10. The method according to claim 9, further comprising:

coating the second adhesive being cured to at least one of the tubular member and the elastic supporting member prior to sleeving the tubular member; and

the adhering the tubular member to the elastic supporting member through the second adhesive layer formed from the second adhesive comprises:

heating the elastic supporting member sleeved with the tubular member to make the second adhesive hot-melted and then cured to form the adhesive layer.

11. The method according to claim 9, further comprising:

coating the second adhesive in liquid state to at least one of the tubular member and the elastic supporting member prior to sleeving the tubular member, wherein the second adhesive in liquid state is cured after sleeving the tubular member.

12. The method according to claim 9, wherein the sleeving the tubular member onto the elastic supporting member comprises:

increasing an inner diameter of the tubular member by elastically deformation of the tubular member.

13. The method according to claim 12, wherein the inner diameter of the tubular member is increased by means of a tool acting on the tubular member.

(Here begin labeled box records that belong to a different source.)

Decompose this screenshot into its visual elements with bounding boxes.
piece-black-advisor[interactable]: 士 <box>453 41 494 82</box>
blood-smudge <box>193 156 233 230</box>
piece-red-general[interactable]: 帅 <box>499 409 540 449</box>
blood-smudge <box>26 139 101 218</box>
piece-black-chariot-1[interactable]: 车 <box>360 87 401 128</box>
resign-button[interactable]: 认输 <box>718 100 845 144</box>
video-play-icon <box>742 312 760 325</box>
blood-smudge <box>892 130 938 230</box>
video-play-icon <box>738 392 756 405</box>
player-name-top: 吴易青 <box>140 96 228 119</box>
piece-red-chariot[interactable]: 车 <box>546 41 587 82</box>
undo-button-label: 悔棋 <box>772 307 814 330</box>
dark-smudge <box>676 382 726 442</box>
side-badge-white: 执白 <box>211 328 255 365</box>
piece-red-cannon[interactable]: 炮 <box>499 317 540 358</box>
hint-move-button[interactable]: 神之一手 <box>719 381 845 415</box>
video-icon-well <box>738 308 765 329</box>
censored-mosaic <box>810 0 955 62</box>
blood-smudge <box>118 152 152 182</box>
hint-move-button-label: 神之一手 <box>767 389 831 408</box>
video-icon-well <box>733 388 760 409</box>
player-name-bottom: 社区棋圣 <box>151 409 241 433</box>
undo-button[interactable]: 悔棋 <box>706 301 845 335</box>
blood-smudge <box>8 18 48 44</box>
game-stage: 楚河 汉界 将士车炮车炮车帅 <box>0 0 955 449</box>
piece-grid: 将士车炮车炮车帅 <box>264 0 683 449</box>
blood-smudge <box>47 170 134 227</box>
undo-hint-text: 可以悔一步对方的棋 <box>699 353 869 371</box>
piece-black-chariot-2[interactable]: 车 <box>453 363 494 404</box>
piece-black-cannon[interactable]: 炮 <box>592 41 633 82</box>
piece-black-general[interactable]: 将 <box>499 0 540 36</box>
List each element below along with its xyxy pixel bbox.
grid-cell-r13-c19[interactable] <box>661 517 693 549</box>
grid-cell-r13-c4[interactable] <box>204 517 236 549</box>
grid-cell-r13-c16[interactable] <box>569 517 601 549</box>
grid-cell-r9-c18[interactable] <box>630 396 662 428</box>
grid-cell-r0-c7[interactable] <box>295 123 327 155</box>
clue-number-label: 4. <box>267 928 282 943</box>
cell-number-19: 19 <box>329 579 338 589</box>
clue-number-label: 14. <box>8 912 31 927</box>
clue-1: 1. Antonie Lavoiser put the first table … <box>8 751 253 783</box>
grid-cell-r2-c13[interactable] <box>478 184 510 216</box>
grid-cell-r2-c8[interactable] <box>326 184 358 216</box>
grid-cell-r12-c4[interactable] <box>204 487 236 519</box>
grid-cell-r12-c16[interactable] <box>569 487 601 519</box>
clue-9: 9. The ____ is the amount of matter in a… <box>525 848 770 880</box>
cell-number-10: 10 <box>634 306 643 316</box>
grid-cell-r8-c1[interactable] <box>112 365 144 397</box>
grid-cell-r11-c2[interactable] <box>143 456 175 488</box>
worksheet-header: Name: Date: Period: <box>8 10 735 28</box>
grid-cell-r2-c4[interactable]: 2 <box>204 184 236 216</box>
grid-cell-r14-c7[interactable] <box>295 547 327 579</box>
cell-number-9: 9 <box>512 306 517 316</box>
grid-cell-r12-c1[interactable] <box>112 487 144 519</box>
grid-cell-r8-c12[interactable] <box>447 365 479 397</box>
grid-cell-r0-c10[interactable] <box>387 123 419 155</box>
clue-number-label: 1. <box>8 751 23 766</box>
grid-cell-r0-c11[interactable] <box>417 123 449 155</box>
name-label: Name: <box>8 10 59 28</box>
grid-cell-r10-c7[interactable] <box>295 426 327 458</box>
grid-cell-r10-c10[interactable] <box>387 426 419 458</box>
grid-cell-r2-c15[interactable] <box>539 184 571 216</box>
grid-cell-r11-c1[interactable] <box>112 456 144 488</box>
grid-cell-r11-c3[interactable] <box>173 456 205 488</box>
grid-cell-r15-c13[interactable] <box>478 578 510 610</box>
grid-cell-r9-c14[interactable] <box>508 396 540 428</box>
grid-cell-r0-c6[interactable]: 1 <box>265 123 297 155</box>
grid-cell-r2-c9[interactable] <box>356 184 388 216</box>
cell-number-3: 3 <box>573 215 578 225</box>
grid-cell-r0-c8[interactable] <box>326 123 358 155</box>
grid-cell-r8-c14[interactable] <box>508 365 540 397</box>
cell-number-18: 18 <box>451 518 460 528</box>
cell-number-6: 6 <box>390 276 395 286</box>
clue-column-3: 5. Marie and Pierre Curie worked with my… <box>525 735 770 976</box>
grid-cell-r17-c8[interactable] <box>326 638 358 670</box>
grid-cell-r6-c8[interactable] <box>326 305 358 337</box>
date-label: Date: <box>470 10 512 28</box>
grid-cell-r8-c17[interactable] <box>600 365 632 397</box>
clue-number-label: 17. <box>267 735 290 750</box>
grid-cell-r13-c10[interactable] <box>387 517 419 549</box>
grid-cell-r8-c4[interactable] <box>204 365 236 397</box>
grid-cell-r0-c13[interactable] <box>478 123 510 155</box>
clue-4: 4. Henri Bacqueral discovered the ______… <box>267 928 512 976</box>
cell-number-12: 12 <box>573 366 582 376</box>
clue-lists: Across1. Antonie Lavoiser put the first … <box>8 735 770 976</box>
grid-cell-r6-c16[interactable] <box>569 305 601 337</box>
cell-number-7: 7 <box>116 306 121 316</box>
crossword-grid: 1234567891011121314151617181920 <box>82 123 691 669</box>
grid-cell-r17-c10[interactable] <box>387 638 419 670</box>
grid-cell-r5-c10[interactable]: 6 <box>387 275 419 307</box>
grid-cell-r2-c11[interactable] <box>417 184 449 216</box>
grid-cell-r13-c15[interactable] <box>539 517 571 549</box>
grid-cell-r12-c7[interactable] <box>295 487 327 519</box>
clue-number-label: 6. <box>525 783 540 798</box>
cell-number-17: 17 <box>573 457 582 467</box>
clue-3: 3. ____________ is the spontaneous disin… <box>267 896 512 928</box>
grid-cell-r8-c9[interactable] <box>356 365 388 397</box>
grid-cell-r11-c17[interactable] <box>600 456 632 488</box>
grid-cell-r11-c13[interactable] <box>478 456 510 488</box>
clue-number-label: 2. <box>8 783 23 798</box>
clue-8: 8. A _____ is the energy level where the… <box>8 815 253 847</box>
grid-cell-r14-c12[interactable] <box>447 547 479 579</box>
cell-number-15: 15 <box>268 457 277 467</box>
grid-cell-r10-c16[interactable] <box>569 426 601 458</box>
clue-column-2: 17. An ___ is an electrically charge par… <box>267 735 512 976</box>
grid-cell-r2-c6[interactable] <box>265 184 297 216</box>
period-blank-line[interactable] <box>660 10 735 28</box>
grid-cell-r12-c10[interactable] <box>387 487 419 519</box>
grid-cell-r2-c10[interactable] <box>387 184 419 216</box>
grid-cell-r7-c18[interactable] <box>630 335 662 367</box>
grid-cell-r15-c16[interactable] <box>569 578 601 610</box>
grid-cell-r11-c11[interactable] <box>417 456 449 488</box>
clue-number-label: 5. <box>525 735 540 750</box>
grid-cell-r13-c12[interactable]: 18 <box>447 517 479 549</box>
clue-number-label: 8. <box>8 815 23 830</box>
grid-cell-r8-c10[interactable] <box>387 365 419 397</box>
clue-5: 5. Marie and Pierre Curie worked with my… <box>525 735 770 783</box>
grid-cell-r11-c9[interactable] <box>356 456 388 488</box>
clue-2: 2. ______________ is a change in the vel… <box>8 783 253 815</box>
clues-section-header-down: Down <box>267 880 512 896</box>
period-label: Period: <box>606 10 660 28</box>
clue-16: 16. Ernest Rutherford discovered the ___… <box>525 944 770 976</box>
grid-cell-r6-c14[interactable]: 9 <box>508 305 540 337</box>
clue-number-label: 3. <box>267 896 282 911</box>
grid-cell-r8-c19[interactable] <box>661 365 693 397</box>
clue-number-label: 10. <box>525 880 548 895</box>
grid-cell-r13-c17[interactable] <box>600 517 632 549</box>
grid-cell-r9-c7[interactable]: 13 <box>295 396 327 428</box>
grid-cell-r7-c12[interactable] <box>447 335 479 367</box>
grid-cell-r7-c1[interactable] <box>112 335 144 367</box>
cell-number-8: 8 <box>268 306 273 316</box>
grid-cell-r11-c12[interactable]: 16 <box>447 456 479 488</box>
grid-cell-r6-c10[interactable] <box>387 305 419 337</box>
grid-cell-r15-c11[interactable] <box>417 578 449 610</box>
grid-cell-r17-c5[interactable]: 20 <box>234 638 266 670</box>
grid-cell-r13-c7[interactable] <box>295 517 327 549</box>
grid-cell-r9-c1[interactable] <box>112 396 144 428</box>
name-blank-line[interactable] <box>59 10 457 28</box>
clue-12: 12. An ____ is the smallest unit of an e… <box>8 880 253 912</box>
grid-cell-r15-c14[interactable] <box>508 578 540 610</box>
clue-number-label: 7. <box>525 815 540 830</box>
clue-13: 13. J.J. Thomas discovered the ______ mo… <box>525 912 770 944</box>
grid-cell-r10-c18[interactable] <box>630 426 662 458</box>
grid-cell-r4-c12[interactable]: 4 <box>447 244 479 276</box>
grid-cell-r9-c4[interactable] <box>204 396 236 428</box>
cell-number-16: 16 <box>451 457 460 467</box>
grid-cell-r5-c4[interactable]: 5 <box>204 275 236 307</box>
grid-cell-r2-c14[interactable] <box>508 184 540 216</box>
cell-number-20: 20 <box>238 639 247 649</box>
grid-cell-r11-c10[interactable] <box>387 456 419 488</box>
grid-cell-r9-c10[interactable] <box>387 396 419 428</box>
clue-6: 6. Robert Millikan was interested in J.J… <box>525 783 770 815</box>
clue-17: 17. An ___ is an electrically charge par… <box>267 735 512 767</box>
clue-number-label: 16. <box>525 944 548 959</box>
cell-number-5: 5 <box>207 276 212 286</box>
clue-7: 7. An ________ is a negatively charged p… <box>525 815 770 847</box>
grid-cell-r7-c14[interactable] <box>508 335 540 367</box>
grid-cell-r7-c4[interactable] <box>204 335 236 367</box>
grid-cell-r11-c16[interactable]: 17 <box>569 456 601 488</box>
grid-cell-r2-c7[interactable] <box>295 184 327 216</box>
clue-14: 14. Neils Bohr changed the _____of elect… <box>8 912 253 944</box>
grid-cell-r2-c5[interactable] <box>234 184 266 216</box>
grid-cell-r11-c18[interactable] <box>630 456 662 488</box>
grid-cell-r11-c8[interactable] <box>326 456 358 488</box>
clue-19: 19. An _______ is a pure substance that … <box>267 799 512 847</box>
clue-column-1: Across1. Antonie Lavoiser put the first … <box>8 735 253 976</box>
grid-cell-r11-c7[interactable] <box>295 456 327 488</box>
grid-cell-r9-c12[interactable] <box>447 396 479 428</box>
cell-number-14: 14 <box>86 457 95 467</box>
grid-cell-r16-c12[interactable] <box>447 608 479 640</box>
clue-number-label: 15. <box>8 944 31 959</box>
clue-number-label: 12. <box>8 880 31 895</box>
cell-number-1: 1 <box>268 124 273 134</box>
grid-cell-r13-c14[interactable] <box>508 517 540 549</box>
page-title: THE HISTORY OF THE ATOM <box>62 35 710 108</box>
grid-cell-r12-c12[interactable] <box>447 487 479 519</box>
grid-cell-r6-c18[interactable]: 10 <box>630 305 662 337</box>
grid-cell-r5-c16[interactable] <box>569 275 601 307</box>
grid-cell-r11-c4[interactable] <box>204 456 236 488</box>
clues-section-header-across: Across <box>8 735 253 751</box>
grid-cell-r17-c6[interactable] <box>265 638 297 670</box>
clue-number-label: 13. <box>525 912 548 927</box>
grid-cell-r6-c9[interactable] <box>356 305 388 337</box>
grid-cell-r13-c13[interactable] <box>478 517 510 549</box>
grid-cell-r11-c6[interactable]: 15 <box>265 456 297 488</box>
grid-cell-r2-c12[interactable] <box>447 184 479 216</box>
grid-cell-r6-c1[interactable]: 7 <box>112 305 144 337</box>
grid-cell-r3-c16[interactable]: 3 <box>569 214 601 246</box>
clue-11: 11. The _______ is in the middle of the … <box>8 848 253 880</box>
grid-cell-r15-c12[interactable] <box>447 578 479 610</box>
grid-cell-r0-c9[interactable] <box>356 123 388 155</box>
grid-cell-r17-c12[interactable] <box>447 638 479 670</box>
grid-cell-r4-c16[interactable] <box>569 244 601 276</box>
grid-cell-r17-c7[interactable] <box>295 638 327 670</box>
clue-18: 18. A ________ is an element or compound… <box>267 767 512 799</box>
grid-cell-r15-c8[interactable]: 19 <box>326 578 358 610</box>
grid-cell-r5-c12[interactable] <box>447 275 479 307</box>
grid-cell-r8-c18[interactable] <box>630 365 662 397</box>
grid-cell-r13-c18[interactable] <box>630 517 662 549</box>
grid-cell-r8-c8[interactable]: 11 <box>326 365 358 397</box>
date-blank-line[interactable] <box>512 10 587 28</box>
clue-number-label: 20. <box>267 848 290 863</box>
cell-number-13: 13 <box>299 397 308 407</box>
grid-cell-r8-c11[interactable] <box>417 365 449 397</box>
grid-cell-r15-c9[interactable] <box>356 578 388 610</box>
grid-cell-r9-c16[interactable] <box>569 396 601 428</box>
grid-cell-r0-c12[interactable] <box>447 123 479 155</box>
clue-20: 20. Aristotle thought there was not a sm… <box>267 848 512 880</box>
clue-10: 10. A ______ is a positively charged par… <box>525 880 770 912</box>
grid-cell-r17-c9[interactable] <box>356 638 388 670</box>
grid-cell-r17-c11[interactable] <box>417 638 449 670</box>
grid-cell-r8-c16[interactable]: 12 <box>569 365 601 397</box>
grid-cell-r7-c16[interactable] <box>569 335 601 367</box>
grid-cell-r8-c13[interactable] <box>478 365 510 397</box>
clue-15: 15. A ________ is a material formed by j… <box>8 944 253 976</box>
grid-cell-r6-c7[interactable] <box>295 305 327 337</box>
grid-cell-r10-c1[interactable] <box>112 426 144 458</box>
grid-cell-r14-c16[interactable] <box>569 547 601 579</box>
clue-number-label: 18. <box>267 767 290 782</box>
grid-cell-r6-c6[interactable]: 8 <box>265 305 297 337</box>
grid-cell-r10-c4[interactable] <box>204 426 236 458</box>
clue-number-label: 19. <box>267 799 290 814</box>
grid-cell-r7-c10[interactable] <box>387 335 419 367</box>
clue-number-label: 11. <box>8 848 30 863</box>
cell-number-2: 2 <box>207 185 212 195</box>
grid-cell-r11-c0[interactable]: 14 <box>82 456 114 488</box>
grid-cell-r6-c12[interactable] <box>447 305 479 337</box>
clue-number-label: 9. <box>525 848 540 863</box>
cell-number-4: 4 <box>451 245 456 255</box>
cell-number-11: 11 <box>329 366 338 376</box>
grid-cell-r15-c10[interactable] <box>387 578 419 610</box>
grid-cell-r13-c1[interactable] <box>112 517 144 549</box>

14. The method according to claim 12, wherein h sleeving the tubular member onto the elastic supporting member further comprises:

sleeving an end of the tubular member onto the elastic supporting member first and then introducing a predetermined pressure gas to another end of the tubular member.

15. The method according to claim 9, wherein a hot-melt temperature of the first adhesive is higher than a hot-melt temperature of the second adhesive.

16. The method according to claim 15, wherein the hot-melt temperature of the first adhesive is lower than or equal to 160° C., and the hot-melt temperature of the second adhesive is lower than or equal to 100° C.

17. The method according to claim 9, wherein the first adhesive is coated to the mounting shaft in a rotating state by means of spraying, and the second adhesive is coated to the elastic supporting member in a rotating state by means of spraying.

18. The method according to claim 9, wherein the first adhesive is a polyurethane adhesive, and/or the second adhesive is a polyurethane adhesive.

19. The cleaning brush according to claim 1, wherein the first adhesive layer is formed by a first adhesive, the second adhesive layer is formed by a second adhesive, and a hot-melt temperature of the first adhesive is higher than a hot-melt temperature of the second adhesive.

20. The smart cleaning device according to claim 8, wherein the first adhesive layer is formed by a first adhesive, the second adhesive layer is formed by a second adhesive, and a hot-melt temperature of the first adhesive is higher than a hot-melt temperature of the second adhesive.